From that foundation, we each created our own annual goals. These days, I keep my goals in an analog notebook: my someday goals, five-year goals, and one-year goals that my wife and I agree on. I also carry a one-page “heads-up display” with my professional and personal goals for the year. From there, I break things down: What does this mean for the month? What do I need to do this week?

Every week, I spend 20 minutes reviewing all of that. I review what I said I’d do this month, then ask: what do I need to do this week to stay on track? It’s all chunked down, but it’s aligned. These days, our lives are more complex, so annual planning requires more effort. But in the early years, it was pretty simple. Hit my quota, get a raise, maybe learn to fly fish. One year, I looked back and realized I had no professional goals at all, just hobbies. I don’t know who that kid was anymore, but I like him.

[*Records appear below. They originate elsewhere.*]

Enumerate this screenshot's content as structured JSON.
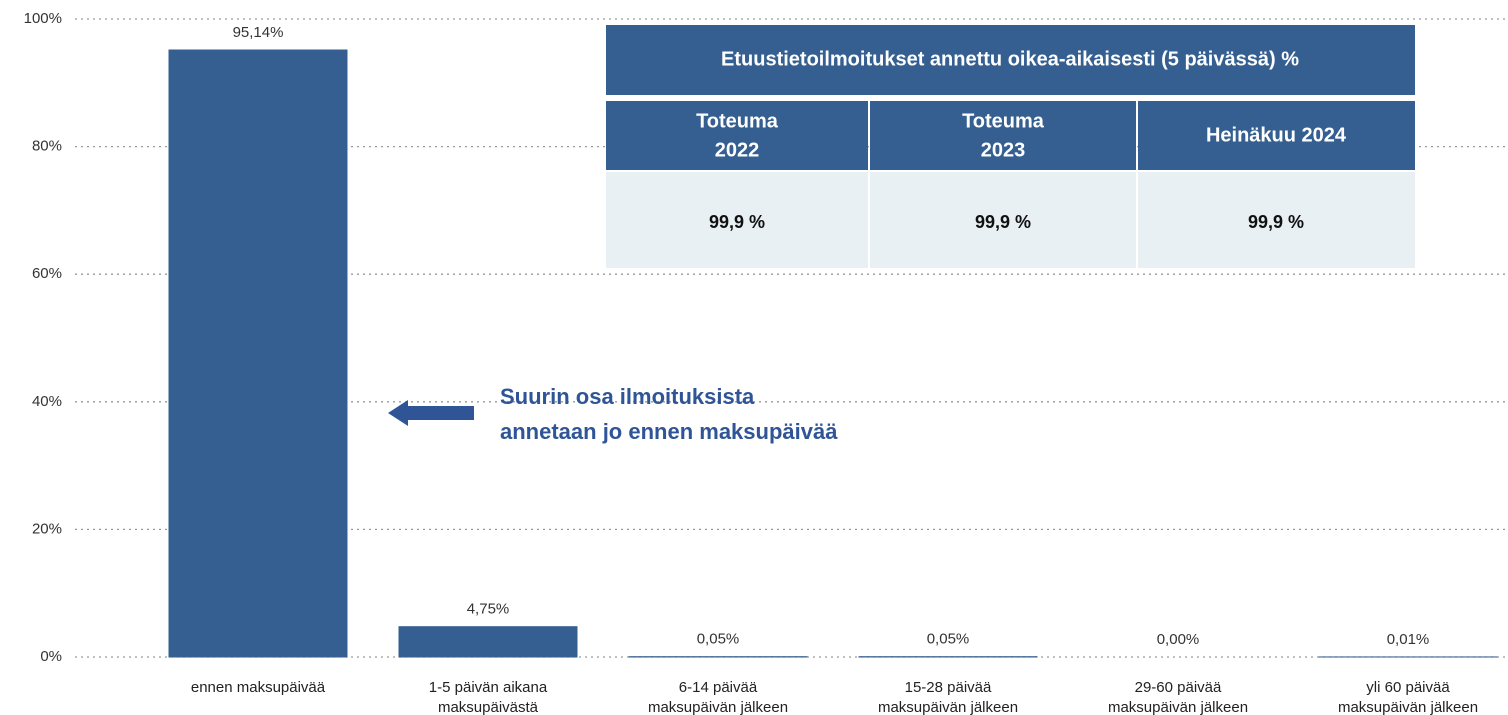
{
  "chart_data": {
    "type": "bar",
    "categories": [
      [
        "ennen maksupäivää"
      ],
      [
        "1-5 päivän aikana",
        "maksupäivästä"
      ],
      [
        "6-14 päivää",
        "maksupäivän jälkeen"
      ],
      [
        "15-28 päivää",
        "maksupäivän jälkeen"
      ],
      [
        "29-60 päivää",
        "maksupäivän jälkeen"
      ],
      [
        "yli 60 päivää",
        "maksupäivän jälkeen"
      ]
    ],
    "values": [
      95.14,
      4.75,
      0.05,
      0.05,
      0.0,
      0.01
    ],
    "value_labels": [
      "95,14%",
      "4,75%",
      "0,05%",
      "0,05%",
      "0,00%",
      "0,01%"
    ],
    "color": "#365f91",
    "ylim": [
      0,
      100
    ],
    "yticks": [
      {
        "value": 0,
        "label": "0%"
      },
      {
        "value": 20,
        "label": "20%"
      },
      {
        "value": 40,
        "label": "40%"
      },
      {
        "value": 60,
        "label": "60%"
      },
      {
        "value": 80,
        "label": "80%"
      },
      {
        "value": 100,
        "label": "100%"
      }
    ],
    "grid": true,
    "annotation": [
      "Suurin osa ilmoituksista",
      "annetaan jo ennen maksupäivää"
    ]
  },
  "table": {
    "title": "Etuustietoilmoitukset annettu oikea-aikaisesti (5 päivässä) %",
    "headers": [
      [
        "Toteuma",
        "2022"
      ],
      [
        "Toteuma",
        "2023"
      ],
      [
        "Heinäkuu 2024"
      ]
    ],
    "rows": [
      [
        "99,9 %",
        "99,9 %",
        "99,9 %"
      ]
    ]
  }
}
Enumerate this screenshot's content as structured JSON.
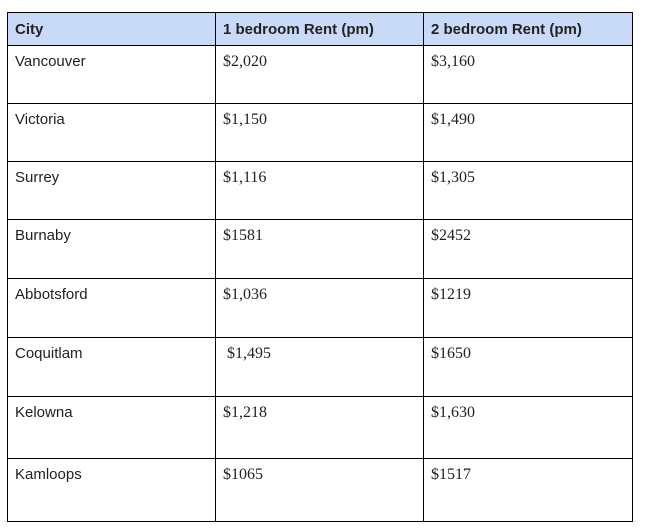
{
  "table": {
    "headers": [
      "City",
      "1 bedroom Rent (pm)",
      "2 bedroom Rent (pm)"
    ],
    "rows": [
      [
        "Vancouver",
        "$2,020",
        "$3,160"
      ],
      [
        "Victoria",
        "$1,150",
        "$1,490"
      ],
      [
        "Surrey",
        "$1,116",
        "$1,305"
      ],
      [
        "Burnaby",
        "$1581",
        "$2452"
      ],
      [
        "Abbotsford",
        "$1,036",
        "$1219"
      ],
      [
        "Coquitlam",
        "$1,495",
        "$1650"
      ],
      [
        "Kelowna",
        "$1,218",
        "$1,630"
      ],
      [
        "Kamloops",
        "$1065",
        "$1517"
      ]
    ]
  },
  "colors": {
    "header_background": "#c9daf8",
    "border": "#000000",
    "text": "#222222"
  }
}
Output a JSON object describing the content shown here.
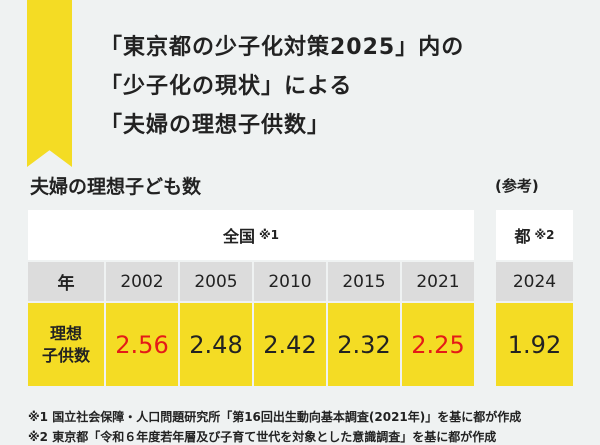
{
  "title": {
    "lines": [
      "「東京都の少子化対策2025」内の",
      "「少子化の現状」による",
      "「夫婦の理想子供数」"
    ]
  },
  "subtitle": "夫婦の理想子ども数",
  "reference_label": "(参考)",
  "national": {
    "header": "全国",
    "header_note": "※1",
    "row_year_label": "年",
    "row_value_label_1": "理想",
    "row_value_label_2": "子供数",
    "years": [
      "2002",
      "2005",
      "2010",
      "2015",
      "2021"
    ],
    "values": [
      "2.56",
      "2.48",
      "2.42",
      "2.32",
      "2.25"
    ],
    "highlight_red": [
      true,
      false,
      false,
      false,
      true
    ]
  },
  "tokyo": {
    "header": "都",
    "header_note": "※2",
    "year": "2024",
    "value": "1.92"
  },
  "colors": {
    "accent_yellow": "#f4dc24",
    "highlight_red": "#e41b17",
    "background": "#eff2f2"
  },
  "footnotes": [
    "※1 国立社会保障・人口問題研究所「第16回出生動向基本調査(2021年)」を基に都が作成",
    "※2 東京都「令和６年度若年層及び子育て世代を対象とした意識調査」を基に都が作成"
  ]
}
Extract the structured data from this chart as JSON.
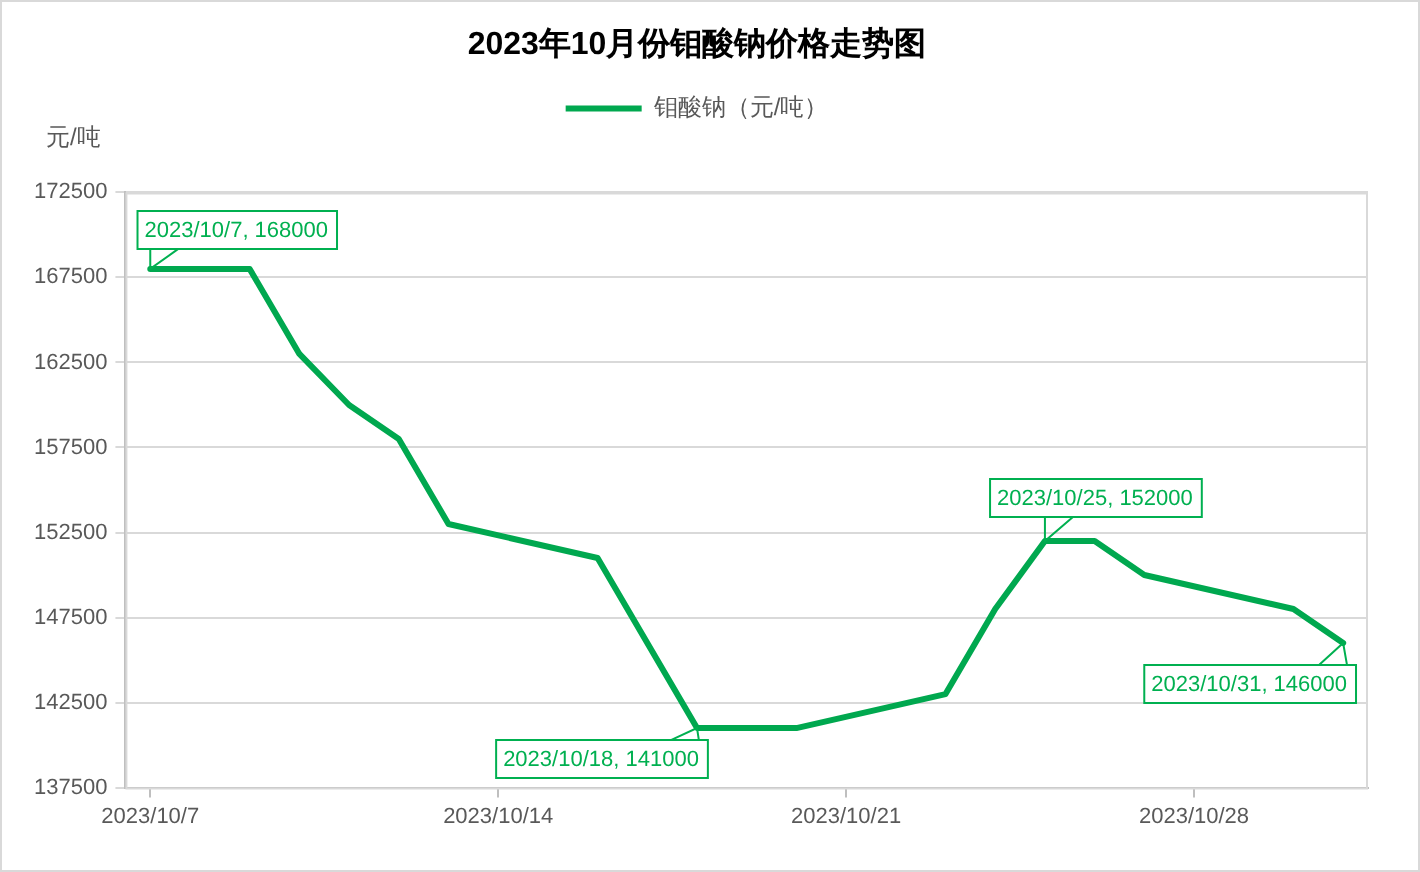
{
  "chart_data": {
    "type": "line",
    "title": "2023年10月份钼酸钠价格走势图",
    "ylabel": "元/吨",
    "x": [
      "2023-10-07",
      "2023-10-09",
      "2023-10-10",
      "2023-10-11",
      "2023-10-12",
      "2023-10-13",
      "2023-10-16",
      "2023-10-18",
      "2023-10-20",
      "2023-10-23",
      "2023-10-24",
      "2023-10-25",
      "2023-10-26",
      "2023-10-27",
      "2023-10-30",
      "2023-10-31"
    ],
    "series": [
      {
        "name": "钼酸钠（元/吨）",
        "color": "#00a84f",
        "values": [
          168000,
          168000,
          163000,
          160000,
          158000,
          153000,
          151000,
          141000,
          141000,
          143000,
          148000,
          152000,
          152000,
          150000,
          148000,
          146000
        ]
      }
    ],
    "xlim": [
      "2023-10-06T12:00",
      "2023-10-31T12:00"
    ],
    "xticks": [
      {
        "value": "2023-10-07",
        "label": "2023/10/7"
      },
      {
        "value": "2023-10-14",
        "label": "2023/10/14"
      },
      {
        "value": "2023-10-21",
        "label": "2023/10/21"
      },
      {
        "value": "2023-10-28",
        "label": "2023/10/28"
      }
    ],
    "ylim": [
      137500,
      172500
    ],
    "yticks": [
      137500,
      142500,
      147500,
      152500,
      157500,
      162500,
      167500,
      172500
    ],
    "grid": "y",
    "legend": "top",
    "annotations": [
      {
        "text": "2023/10/7, 168000",
        "x": "2023-10-07",
        "y": 168000
      },
      {
        "text": "2023/10/18, 141000",
        "x": "2023-10-18",
        "y": 141000
      },
      {
        "text": "2023/10/25, 152000",
        "x": "2023-10-25",
        "y": 152000
      },
      {
        "text": "2023/10/31, 146000",
        "x": "2023-10-31",
        "y": 146000
      }
    ]
  }
}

Now, it’s really about two core things. First, can you get away and think and dream big about your life? And second, if you have a spouse, partner, or even a business partner, can you do that together?

From there, build a rhythm. Start with the big picture once a year. Then break it down: What does that mean for this quarter or month? What do I have to do in the near term to stay on track?

Every week, I have a short list of priorities. It’s not a million things—it’s usually four or five. I’m looking for seven to ten hours a week that reflect those priorities. The rest is soccer practice, Zoom calls, and all the other stuff that fills up our time. But those few hours are sacred, and I protect them.

That’s the rhythm. That 20-minute check-in each week is where all the alignment and all the magic happen.